Having worked together closely on the Board over the past year, Malone and Holmes found themselves openly agreeing and building upon each other’s ideas throughout the debate.
When asked what issues are under-discussed in Board meetings, both candidates brought up ways of easing the burden on students’ pocketbooks. Malone answered that food insecurity and the accessibility of health services on campus were mentioned briefly in meetings this year — but not enough.
Holmes said he hopes to revive discussion of affordable student housing that has died down since the Housing Action Plan was passed.
“How can we look at new developments that are coming in around the Stadium Road Neighbourhood to provide affordable housing? How can we even look at partnering with the City of Vancouver, around having off-campus housing? [Or] working with perhaps the AMS to create housing off-campus?” Holmes said.
Both candidates emphasized the need for a strategic plan on affordability, an idea that they advocated for several times throughout the debate and in BoG meetings over the past year.
“… if we can pull together some of these smaller pieces — whether it’s the food insecurity piece or the student housing piece — into a comprehensive affordability plan, [it will] help the Board have a better dashboard and a better pulse of what's going on,” said Malone.
She added that she would need to see such a plan before she could ever vote for tuition increases — a constant source of frustration among students, according to feedback to the university’s consultation.
Holmes agreed, noting that he’s “proud” to have voted against this year’s increases. He added that the Board should use its relationship with the provincial government to lobby for graduate student funding that is competitive with what other provinces provide.
On the topic of sustainability, the candidates lauded student groups like UBCC350 for the role their activism played in pushing the Board to declare a climate emergency and commit to full divestment from fossil fuels.
But despite what he called “amazing” progress, Holmes said that there’s more work to be done.
It’s possible that the university will determine that it can’t legally divest because it poses too great a financial risk. Holmes said that if UBC finds itself in that “legal jam,” it will have to look into lobbying for the amendment of provincial laws so that BC universities can invest responsibly.
“If there are legal barriers, they shouldn’t be there in this day and age during the climate emergency,” said Holmes. “So if there is ever a place where we don't get to divestment, we definitely need to advocate that.”
Malone added that she wants to make sure the Board follows through on implementing the various governance structures that the university’s climate emergency declaration set into action, including the new BoG Sustainability Strategy Steering Committee and Community Climate Advisory Task Force.
“How we weave this all together and how we work on the implementation of some of these components, the resourcing, putting money behind these types of initiatives — that’s going to really make a difference,” said Malone.
Responding to a later question about consulting student groups on campus, Malone added that throughout the divestment movement, she has been in touch with groups like UBCC350 via “a number of group chats with various humans” where she’s shared relevant BoG dockets and other materials.
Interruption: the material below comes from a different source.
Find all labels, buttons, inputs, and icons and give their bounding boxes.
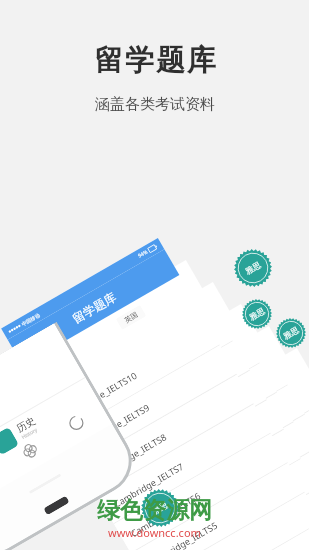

She said that these relationships and others that she has developed over her past three terms — with university leadership as well as students — have been a real asset to her effectiveness in the position.
Finally, Holmes added that he wants to make sure the Indigenous Strategic Plan — which is currently undergoing its second consultation phase — is given the funds and staff it needs to be executed properly.
“I will say one thing about UBC: we are amazing at creating plans and visions, we are really bad at executing,” said Holmes. “And so you have to ask those questions around resourcing, commitment, staffing — looking at what's possible.”